Lighting iTunes the Martin Professional Way

Lighting iTunes the Martin Professional Way

December 05, 2012

iTunes is a festival unique amongst festivals. It is a whole month of free gigs from the likes of Ed Sheeran, Plan B, The Killers, Jack White and Andrea Bocelli, hosted at one of London’s most iconic of venues, The Roundhouse in Camden, and also streamed live to iTunes by Live Nation Studios. Lighting the way was an experienced team, working in harmony, with a palette of Martin Professional products on hand to help make every show as visually fresh and exciting as the last.

Ensuring that the design worked both in the venue and for the global stream fell to Lighting and Production Designer for the Festival, Stan Crocker, who has been working on the festival for the past three years.
“This starts out very much a design project, focusing on the beautiful, historic architecture of the Roundhouse.

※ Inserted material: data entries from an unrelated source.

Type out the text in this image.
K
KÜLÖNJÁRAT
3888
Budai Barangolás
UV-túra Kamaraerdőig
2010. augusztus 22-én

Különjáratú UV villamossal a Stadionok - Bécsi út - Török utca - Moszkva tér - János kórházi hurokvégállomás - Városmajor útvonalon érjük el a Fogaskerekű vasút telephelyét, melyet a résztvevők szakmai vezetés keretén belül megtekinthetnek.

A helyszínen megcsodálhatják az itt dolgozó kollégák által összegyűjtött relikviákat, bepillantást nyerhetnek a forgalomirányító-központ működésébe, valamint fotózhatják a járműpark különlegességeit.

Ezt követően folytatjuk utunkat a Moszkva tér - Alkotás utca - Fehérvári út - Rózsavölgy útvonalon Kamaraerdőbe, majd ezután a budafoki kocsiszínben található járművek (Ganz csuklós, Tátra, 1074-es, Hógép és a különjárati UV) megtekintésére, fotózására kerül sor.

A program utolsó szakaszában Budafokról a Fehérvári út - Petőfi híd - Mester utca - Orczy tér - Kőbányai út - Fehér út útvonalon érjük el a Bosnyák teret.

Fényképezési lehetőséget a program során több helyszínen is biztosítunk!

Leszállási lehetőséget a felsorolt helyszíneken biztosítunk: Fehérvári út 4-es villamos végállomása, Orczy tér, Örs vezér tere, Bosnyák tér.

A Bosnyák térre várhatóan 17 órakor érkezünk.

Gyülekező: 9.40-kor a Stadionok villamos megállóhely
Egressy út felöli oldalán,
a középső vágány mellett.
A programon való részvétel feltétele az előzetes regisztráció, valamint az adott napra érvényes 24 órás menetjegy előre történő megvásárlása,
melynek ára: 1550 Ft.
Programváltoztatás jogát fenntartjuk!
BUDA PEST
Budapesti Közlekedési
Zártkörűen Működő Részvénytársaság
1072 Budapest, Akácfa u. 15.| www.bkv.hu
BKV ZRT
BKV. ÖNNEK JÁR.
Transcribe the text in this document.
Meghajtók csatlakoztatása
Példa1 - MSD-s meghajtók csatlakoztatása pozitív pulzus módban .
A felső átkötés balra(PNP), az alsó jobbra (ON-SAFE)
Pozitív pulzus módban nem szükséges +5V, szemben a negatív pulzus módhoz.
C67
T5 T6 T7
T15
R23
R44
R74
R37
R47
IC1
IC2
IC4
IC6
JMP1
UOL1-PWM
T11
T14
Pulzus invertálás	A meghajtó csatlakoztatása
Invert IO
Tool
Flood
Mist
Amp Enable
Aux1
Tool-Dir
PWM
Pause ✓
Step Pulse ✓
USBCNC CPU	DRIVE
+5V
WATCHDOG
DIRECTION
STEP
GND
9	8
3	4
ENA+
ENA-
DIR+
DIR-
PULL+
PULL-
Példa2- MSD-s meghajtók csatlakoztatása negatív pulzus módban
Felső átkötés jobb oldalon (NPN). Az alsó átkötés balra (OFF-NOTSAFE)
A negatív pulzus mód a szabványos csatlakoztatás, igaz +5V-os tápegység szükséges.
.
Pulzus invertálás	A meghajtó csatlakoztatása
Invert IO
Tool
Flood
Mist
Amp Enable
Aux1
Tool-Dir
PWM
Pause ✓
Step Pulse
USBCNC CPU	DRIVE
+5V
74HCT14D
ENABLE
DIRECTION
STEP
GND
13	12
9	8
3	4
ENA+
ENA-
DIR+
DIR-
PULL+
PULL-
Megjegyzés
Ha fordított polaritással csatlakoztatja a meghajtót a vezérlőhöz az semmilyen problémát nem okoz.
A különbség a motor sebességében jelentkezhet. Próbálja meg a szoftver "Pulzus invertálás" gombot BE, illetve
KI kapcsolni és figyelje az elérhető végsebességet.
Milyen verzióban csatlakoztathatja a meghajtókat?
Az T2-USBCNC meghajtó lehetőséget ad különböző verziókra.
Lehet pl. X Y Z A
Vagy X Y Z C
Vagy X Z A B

As the design phase, focus and programming leads into the month of shows my job description shifts to more of a cinematography role, supporting the artist LDs in getting their live show to the cameras and the iTunes global stream.

“Seth Robinson has been at my side on many projects the last several years. Like me, his role is multi-faceted as he considers both the design and the needs of the camera. Alan Boyd, who is in his third year as our gaffer on the project is a designer in his own right and so everything he brings to the table is done with creativity. Darragh McAuliffe and Dave Farmer are new to the team this year, and they bring great talent and skills; Darragh on the M1 Console dedicated to the stage and Dave on the Maxedia Broadcast server. Richard White's role is multi-faceted; he moves between overseeing the White Light equipment package and backing up the gaffer position. The collaborative process starts with this team and its relationship to the festival's other departments. That process grows to accommodate the visiting LDs and content folk as we integrate their creative with ours.

M1 drives MAC rig
A combination in excess of 40 MAC 101's™ and MAC Auras™, plus eight MAC III Performences™ and control via Martin M1™ consoles helped to achieve this.

“The 101s and Auras have been wonderful,” says Seth Robinson, Lighting Programmer, Key Light for the Festival, who operated the house system on a day-today basis. “They allowed me to do the rock ‘n roll looks that I needed in the room. They’re fast, bright and reliable - and they’re tiny! The Auras in particular have impressed me - Martin has crammed so much into something that’s only slightly larger than a 101.

“This is the second year we’ve used The MAC III Performance for key lights. We needed something we could focus quickly without climbing, particularly for our support acts who only had 20 or 30 minutes to come in, check things and get out… This meant we only had that amount of time too, so I used the MaxRemote™ app on my iPhone, which is an elegant and efficient way of quickly setting up the television key lighting.”

Bomb proof controller
Programmer Darragh McAuliffe was on hand to help guide visiting LDs through the general look of the stage, allowing them to concentrate on giving the show they would normally deliver for their artist.

“I lay out what we call a ‘busk’ page,” says Darragh. “It gives options for colors, gobos, positions, movements, intensity chases and intensity groupings for visiting LDs. A lot of the support acts had nothing prepared, so we set these elements out on the desk for them in a way that they could easily interpret for themselves. The M1 has been really helpful for that, and it’s pretty much bomb proof.“

Seamless integration of lighting and video
The seamless integration of lighting and video is an essential element of any show. In control of the five stage screens, plus the screen that wrapped around the venue’s balcony, was David Farmer, Video Content Director.

“It’s my job to throw a picture, a moving image or a texture on the screens to supply some depth for the cameras,” he says.

Farmer used two Martin Professional Maxedia Broadcast™ servers, with control from a further M1 console and a MaxModule Buttom™.

“This was the first time I had ever used the Maxedia or the M1,” he recalls. “But I found them great. The Maxedia is really easy to use and it’s been totally reliable. There was a fair amount of ‘busking’ involved during the festival, with the team putting together a cohesive lighting/video show on the fly. With other media servers it’s very easy to leave, for instance, a scale function running on the lighting. With the Maxedia, that doesn’t happen. Everything you do is recorded as a cue, using all the parameters of that cue, so what you see on the screen when you recall is exactly what you are going to get.”

“It’s been fun, day to day, to see people discover the M1 for themselves,” concludes Seth. “Having it available for the lighting designers du jour to use has been very rewarding and I think we have a bunch of converts.

“As for support, David Stewart from Martin Professional UK has been with us for three years as our on-the-ground support and he and the rest of the team really came to the table this year for us, supporting us with some very valuable equipment in terms of the feasibility of the show. That has really been appreciated by us. They have been gracious in seeing what we’re doing, being enthusiastic about us and supporting us in that.”